小児下部消化管出血の治療における腹腔鏡下手術の役割

  下部消化管出血とは.十二指腸と空腸の変位した部分のTreitz靭帯より下の腸管からの出血と定義されます。 出血は小腸.結腸.直腸から起こり.主な臨床症状は血便または黒色便である。 小児下部消化管出血は複雑な病因を持ち.小児のどの年齢でも発症する可能性があります。 光ファイバー胃カメラや光ファイバー結腸鏡の普及により.小児の胃十二指腸出血や大腸出血の診断が大幅に増加しました。 小腸は胃カメラや大腸カメラでは盲点となり.病因の診断や治療が困難な場合が多いのです。 画像診断では.アイソトープスキャンでメッケル憩室や腸重積奇形を診断できるが.その正確率は50~70%に過ぎず.一定の偽陽性・偽陰性がある。

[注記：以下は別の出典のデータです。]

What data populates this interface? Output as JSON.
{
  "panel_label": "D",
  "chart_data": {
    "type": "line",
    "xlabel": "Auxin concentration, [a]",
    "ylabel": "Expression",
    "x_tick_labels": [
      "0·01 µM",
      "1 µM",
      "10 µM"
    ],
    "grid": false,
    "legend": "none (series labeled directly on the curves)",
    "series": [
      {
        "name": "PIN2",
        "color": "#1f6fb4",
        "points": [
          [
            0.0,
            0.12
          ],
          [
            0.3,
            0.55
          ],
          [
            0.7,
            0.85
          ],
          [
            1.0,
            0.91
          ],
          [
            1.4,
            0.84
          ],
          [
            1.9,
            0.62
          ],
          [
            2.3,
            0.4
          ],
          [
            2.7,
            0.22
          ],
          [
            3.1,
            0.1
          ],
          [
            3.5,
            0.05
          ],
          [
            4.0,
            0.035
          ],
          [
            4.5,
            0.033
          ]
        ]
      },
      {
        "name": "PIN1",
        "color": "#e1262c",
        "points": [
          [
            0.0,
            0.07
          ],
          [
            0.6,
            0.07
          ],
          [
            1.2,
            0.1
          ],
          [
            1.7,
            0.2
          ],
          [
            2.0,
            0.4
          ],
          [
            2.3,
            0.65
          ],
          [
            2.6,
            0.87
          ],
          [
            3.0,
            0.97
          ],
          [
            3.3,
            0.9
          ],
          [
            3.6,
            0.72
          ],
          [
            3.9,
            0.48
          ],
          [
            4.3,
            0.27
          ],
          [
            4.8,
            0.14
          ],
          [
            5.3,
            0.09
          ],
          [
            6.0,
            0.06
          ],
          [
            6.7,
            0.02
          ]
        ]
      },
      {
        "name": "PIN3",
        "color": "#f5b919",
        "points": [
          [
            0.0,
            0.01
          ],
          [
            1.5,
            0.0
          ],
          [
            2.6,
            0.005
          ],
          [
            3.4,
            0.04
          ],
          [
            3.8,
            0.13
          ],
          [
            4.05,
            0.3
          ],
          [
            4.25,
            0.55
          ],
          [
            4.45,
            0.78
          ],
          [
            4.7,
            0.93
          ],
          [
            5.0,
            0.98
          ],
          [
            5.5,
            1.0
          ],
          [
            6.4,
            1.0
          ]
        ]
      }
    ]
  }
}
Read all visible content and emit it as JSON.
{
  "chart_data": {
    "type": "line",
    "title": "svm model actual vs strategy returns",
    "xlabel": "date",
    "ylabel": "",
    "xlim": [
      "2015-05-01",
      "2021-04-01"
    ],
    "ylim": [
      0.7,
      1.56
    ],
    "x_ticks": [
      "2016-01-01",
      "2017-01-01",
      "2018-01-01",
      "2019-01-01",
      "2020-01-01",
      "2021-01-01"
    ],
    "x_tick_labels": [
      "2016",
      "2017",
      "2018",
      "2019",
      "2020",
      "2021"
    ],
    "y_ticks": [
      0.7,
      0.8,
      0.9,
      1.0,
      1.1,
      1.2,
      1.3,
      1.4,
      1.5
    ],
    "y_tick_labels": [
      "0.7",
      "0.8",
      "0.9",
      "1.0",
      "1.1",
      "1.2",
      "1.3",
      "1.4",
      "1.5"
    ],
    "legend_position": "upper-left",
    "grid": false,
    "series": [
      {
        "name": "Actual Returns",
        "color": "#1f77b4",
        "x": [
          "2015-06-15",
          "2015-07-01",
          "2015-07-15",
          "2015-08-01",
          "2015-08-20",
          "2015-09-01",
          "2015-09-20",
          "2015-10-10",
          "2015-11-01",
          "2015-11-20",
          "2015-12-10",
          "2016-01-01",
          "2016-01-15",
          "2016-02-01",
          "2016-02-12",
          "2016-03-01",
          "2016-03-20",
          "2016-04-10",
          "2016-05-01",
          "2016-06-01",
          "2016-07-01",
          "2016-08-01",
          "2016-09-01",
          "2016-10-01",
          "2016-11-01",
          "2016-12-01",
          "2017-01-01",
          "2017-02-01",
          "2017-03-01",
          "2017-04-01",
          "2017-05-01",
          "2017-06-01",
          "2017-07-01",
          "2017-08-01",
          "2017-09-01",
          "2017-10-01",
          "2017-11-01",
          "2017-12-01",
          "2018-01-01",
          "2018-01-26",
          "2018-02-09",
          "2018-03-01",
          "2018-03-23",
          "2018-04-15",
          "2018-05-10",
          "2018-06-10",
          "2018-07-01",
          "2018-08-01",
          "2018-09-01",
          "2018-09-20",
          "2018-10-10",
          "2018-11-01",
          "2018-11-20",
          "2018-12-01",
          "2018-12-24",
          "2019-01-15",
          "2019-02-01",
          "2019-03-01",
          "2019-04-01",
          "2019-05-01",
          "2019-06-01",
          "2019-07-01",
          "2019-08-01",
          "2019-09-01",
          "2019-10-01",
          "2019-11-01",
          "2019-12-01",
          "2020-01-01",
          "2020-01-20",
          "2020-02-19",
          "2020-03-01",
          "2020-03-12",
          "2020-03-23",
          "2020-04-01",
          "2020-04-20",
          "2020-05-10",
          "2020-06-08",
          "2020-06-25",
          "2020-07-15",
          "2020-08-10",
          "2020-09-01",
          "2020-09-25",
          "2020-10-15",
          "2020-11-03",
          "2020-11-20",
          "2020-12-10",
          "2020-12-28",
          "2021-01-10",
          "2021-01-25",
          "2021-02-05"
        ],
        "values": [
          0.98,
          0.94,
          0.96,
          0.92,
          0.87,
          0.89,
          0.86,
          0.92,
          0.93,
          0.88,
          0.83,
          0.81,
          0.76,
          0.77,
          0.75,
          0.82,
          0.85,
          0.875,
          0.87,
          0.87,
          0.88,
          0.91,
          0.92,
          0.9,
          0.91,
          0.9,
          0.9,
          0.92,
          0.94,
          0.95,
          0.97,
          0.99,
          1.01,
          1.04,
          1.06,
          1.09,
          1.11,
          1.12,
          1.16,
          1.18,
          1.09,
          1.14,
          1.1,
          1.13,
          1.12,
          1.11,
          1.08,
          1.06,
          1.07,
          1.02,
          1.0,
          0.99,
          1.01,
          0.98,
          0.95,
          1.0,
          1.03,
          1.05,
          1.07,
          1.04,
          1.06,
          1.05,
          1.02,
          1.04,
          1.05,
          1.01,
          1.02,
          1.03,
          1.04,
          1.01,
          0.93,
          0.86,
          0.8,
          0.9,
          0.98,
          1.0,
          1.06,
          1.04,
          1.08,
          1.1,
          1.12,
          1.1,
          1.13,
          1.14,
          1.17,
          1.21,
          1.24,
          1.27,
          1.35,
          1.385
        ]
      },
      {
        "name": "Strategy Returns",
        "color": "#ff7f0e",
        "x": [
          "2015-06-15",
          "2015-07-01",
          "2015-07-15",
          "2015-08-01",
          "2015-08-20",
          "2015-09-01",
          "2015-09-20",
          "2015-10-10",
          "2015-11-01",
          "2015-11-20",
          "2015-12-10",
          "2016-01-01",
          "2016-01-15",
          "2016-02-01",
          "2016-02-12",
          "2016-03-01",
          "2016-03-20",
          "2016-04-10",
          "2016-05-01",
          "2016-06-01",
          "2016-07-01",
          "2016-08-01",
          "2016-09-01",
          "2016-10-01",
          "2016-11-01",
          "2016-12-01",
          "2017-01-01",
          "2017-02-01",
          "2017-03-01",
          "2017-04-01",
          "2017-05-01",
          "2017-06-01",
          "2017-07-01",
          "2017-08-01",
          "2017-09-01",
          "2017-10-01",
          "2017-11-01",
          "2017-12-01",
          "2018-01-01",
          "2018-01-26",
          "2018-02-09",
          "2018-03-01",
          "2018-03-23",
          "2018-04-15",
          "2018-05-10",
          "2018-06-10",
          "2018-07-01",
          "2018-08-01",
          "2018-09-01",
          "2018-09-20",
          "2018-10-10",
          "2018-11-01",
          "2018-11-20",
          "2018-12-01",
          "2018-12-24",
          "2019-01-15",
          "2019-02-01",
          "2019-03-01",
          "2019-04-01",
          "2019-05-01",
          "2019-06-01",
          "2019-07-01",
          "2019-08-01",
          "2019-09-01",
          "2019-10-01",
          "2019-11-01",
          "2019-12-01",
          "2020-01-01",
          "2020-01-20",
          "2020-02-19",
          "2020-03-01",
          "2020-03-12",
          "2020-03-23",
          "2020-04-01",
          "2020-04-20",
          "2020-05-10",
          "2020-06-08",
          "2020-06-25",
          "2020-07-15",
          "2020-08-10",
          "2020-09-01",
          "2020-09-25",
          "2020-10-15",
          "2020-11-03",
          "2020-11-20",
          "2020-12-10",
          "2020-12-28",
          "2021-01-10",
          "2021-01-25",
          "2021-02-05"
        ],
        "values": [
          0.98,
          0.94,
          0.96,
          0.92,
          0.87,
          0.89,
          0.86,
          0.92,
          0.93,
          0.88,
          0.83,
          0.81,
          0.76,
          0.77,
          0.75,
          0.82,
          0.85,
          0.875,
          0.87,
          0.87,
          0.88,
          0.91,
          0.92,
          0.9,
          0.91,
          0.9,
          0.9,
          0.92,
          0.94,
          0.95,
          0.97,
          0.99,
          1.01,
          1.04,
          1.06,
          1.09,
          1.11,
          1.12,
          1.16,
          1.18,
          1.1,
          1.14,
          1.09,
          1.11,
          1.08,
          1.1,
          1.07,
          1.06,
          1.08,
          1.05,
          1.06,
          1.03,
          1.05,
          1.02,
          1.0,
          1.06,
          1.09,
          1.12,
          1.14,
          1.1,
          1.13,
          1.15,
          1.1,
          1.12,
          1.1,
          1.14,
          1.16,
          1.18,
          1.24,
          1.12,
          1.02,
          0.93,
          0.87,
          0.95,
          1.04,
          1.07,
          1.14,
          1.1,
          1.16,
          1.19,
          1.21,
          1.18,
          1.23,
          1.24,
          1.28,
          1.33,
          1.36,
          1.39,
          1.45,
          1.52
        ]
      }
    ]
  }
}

選択的血管造影は診断に一定の価値があるが.出血が活発な時に毎分0.5ml以上の出血量があると.その部位しか表示されない。 一般的な臨床状況は.下部消化管出血の原因が不明であるため.医師は「的外れな手術」を恐れて手術をしない.子供の親も開腹手術で原因が見つからず.間違って刺してしまい.子供の状態が遅れてしまうことを心配している.というものである。  近年.腹腔鏡技術の普及発展に伴い.小児消化管出血の診断・治療に腹腔鏡下開腹術が威力を発揮しています。 医師は子供の腹壁に3mm程度の小さな穴を3つ開け.腹腔鏡を設置するだけで手術を行うことができます。子供の小腸出血の原因としては.メルケル憩室.腸重積奇形.血管腫などがありますが.これらはほとんどが腸腔外の病変として現れ.腹腔鏡による探査で容易に診断できます。病変発見後.手術の切開部として臍の突出穴をわずかに拡大し.病んだ腸管は術後に傷跡が隠れて美容効果が良い状態で切除されるのです。 術後の傷跡が隠れるので.美容的な仕上がりも良好です。 腹腔鏡下手術は.診断と治療の両方に用いることができ.開腹手術による失明を回避し.根治を目指すことができます。  現在では.腹腔鏡下探索手術の利点についてコンセンサスが得られています。 腹腔鏡下探査は.従来の開腹手術と比較して.外傷が少なく.出血が少ない.術後の腸の動きが早く回復する.術後の腸の癒着が起こりにくいなどの利点があります。 下部消化管出血の場合.腹腔鏡手術は診断と治療を同時に行うことができ.回復が早い.入院期間が短い.腹壁の傷が小さい.美容効果があるなど.徐々に多くの親御さんに受け入れられてきています。